Des fumeurs égoïstes
Les personnes mal à l’aise avec les unités de radioactivité pourront se référer à cette page. Reposons maintenant le problème du lien de cause à effet entre tabagisme et cancer du poumon. Nous pouvons mieux comprendre comment des non-fumeurs peuvent développer ce type de cancer sans jamais avoir fumé une seule cigarette de leur vie. Le responsable ici est très probablement le 210Po recraché à 75% par tous les fumeurs en milieu clos et non aéré. Ces fumeurs font donc preuve d’un égoïsme sans bornes lorsqu’ils estiment être légitimement en droit de fumer au nom de la liberté individuelle.
La loi interdisant de fumer dans les lieux publics est donc dans ce cadre une loi parfaitement justifiée. Elle découle de l’application du simple bon sens et de la nécessité de ne pas nuire à autrui.
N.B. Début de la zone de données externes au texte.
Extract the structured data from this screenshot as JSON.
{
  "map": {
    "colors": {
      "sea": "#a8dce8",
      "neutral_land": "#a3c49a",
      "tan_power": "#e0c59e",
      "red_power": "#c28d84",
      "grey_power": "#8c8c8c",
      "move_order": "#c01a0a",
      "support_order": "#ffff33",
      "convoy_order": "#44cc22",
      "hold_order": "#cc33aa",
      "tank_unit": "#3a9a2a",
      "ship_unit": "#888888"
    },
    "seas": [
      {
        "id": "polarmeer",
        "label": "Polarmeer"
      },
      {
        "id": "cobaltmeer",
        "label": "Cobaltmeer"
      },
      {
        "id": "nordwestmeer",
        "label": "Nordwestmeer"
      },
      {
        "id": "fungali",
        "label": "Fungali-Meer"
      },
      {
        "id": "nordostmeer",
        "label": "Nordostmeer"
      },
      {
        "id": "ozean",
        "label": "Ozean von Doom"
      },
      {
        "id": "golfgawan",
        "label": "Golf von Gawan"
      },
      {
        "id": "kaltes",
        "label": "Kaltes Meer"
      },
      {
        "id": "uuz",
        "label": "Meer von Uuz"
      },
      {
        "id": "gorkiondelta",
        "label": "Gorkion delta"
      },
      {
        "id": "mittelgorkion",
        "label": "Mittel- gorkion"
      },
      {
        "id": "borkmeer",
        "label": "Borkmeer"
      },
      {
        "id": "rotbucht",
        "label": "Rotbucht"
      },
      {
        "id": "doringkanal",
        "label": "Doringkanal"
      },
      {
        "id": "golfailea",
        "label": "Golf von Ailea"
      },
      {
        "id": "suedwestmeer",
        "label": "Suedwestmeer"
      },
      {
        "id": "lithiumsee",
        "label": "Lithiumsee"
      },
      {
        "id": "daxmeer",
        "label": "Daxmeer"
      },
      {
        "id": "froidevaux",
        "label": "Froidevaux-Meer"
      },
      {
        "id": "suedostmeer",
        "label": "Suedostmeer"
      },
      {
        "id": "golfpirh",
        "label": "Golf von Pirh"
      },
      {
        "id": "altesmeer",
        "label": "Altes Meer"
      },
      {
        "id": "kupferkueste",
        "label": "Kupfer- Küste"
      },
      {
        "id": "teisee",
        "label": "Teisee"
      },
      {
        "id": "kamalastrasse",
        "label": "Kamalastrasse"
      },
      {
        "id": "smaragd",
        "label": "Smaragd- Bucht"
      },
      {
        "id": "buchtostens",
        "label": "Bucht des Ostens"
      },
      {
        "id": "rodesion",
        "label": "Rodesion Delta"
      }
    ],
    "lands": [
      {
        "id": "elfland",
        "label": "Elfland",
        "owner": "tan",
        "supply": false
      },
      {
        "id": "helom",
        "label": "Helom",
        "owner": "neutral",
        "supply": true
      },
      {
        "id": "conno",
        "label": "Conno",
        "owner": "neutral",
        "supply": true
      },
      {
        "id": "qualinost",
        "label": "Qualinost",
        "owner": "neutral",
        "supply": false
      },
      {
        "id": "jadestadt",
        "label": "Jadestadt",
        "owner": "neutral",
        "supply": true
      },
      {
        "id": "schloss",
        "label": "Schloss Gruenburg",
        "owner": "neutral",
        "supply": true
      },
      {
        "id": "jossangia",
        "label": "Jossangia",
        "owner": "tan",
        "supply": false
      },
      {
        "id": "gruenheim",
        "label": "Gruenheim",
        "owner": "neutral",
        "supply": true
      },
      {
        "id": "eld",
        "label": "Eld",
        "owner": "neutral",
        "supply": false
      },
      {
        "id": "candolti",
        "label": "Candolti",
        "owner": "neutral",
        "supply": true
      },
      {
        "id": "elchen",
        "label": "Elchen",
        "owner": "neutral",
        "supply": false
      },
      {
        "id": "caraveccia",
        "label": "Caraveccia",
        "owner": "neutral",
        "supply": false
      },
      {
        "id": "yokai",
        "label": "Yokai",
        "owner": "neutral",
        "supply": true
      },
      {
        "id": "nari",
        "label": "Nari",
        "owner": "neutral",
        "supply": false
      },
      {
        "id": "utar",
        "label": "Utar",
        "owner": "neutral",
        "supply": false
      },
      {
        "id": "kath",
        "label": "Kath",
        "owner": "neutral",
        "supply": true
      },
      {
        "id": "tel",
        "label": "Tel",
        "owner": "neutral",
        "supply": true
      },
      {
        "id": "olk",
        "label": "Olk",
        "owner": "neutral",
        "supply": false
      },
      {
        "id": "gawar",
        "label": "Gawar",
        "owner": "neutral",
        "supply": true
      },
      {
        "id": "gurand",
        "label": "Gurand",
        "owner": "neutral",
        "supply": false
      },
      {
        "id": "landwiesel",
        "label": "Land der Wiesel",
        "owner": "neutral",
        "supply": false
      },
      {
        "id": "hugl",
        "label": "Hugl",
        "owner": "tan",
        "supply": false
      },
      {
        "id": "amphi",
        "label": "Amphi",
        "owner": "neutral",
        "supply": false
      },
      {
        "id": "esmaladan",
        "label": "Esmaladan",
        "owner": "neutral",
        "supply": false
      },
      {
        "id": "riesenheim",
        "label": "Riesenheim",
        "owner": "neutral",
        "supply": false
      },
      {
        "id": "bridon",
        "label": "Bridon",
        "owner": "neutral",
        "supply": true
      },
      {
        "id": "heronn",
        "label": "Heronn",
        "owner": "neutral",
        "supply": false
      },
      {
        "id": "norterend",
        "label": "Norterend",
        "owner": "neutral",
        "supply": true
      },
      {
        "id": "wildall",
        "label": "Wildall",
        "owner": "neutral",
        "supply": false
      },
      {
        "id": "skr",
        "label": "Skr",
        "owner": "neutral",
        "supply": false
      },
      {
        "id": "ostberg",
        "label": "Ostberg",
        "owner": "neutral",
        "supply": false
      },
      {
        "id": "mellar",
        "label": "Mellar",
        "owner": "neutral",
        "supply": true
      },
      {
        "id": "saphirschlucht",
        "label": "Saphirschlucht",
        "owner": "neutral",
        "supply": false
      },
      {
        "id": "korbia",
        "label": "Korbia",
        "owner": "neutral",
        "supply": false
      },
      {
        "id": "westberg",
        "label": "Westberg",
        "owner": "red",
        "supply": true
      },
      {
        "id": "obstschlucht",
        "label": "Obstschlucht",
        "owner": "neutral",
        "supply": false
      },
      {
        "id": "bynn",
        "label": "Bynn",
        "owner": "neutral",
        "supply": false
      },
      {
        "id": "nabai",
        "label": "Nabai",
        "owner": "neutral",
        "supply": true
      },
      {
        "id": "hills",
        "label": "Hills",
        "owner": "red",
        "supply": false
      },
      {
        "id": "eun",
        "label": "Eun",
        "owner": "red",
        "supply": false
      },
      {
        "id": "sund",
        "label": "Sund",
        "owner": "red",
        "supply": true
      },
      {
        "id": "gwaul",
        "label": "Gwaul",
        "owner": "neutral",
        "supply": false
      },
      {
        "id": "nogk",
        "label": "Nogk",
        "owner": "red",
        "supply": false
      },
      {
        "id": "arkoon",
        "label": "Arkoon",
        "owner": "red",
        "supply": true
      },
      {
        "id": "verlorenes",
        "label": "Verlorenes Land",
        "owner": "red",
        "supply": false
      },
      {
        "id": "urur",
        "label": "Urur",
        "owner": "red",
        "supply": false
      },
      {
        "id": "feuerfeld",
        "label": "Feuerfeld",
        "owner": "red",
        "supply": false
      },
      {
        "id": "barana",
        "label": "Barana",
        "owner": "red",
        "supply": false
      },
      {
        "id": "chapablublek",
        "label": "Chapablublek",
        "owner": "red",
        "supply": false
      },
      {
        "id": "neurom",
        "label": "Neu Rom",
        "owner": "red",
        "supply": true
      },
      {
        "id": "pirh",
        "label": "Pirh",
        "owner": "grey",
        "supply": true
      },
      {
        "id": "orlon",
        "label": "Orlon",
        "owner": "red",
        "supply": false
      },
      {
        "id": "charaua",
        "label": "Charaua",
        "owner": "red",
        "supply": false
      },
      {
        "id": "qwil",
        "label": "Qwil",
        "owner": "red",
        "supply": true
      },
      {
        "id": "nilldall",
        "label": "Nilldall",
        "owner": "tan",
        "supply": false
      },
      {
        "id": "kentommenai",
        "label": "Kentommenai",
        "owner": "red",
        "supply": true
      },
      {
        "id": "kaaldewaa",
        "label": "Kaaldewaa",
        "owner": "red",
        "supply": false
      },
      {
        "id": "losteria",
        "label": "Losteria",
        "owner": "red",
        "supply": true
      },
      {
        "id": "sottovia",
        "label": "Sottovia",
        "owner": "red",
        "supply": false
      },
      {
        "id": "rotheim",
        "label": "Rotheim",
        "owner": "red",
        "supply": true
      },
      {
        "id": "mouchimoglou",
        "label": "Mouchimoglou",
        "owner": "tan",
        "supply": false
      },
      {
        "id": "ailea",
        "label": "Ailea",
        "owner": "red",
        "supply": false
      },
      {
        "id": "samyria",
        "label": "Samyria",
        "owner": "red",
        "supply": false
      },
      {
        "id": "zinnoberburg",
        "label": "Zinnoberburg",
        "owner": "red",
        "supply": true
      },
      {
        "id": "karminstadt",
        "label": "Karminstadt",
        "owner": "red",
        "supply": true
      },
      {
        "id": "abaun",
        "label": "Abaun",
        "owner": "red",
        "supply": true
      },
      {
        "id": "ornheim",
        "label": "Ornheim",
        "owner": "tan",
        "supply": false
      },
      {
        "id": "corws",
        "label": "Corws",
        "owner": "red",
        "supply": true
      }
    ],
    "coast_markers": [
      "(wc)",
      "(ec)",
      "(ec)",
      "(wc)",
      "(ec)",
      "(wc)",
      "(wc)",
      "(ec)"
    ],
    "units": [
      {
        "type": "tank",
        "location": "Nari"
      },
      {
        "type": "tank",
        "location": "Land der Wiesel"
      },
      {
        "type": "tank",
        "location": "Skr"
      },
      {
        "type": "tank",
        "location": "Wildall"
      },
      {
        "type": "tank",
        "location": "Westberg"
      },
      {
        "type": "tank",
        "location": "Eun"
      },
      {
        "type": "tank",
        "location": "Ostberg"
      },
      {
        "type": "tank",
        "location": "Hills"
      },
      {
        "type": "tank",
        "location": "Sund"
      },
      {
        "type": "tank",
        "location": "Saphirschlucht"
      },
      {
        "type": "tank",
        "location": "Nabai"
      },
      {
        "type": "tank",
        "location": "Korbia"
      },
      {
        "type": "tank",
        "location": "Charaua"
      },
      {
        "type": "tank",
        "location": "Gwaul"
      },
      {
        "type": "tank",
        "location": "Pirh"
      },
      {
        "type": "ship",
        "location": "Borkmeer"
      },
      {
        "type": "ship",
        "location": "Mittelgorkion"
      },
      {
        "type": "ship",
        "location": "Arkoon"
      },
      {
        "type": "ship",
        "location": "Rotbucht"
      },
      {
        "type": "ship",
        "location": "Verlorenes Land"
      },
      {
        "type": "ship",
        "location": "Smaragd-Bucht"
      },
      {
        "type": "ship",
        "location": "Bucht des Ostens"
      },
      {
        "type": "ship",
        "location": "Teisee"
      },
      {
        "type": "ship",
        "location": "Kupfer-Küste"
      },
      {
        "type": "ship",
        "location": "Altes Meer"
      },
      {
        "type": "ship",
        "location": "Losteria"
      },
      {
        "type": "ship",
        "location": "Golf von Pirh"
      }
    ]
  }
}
Quid des gros fumeurs qui ont la chance de ne pas développer le cancer du poumon ? Il semble clair que deux facteurs doivent se conjuguer pour bénéficier d’une telle protection. Premièrement, le fumeur peut être dans l’incapacité à transformer le benzo[a]pyrène en BPDE qui est le véritable agent mutagène et carcinogène.
Deuxièmement, ils peuvent fumer un tabac ayant été très peu exposé au radon atmosphérique. C’est-à-dire ayant poussé dans des sols pauvres en uranium. On peut donc très bien fumer comme un pompier et échapper à ce terrible fléau qu’est le cancer du poumon.
Pourquoi ne pas arrêter de fumer ?
Il faut bien avoir conscience que cette santé insolente se fait au détriment de ses proches non fumeurs. De plus, le niveau d’exposition de notre planète aux métaux lourds augmente d’année en année. Il sera donc de plus en plus difficile de trouver un tabac non pollué. Dans ces conditions, pourquoi ne pas arrêter tout de suite pour le plus grand bonheur de ses proches et moins proches ? Il y aura aussi la satisfaction d’être arrivé, au moins une fois dans sa vie, à maîtriser son égocentrisme.
Références
[1] M.F. Denissenko, A. Pao, Moon-Shong Tang & G.P. Pfeifer, “Preferential Formation of Benzo[a]pyrene Adducts at Lung Cancer Mutational Hotspots in P53”, Science, 274 (1996) 430-432.
[2] T.H. Winter & J.R. Franza, “Radioactivity in cigarette smoke”, New. Engl. J. Med., 306 (1982) 364-365.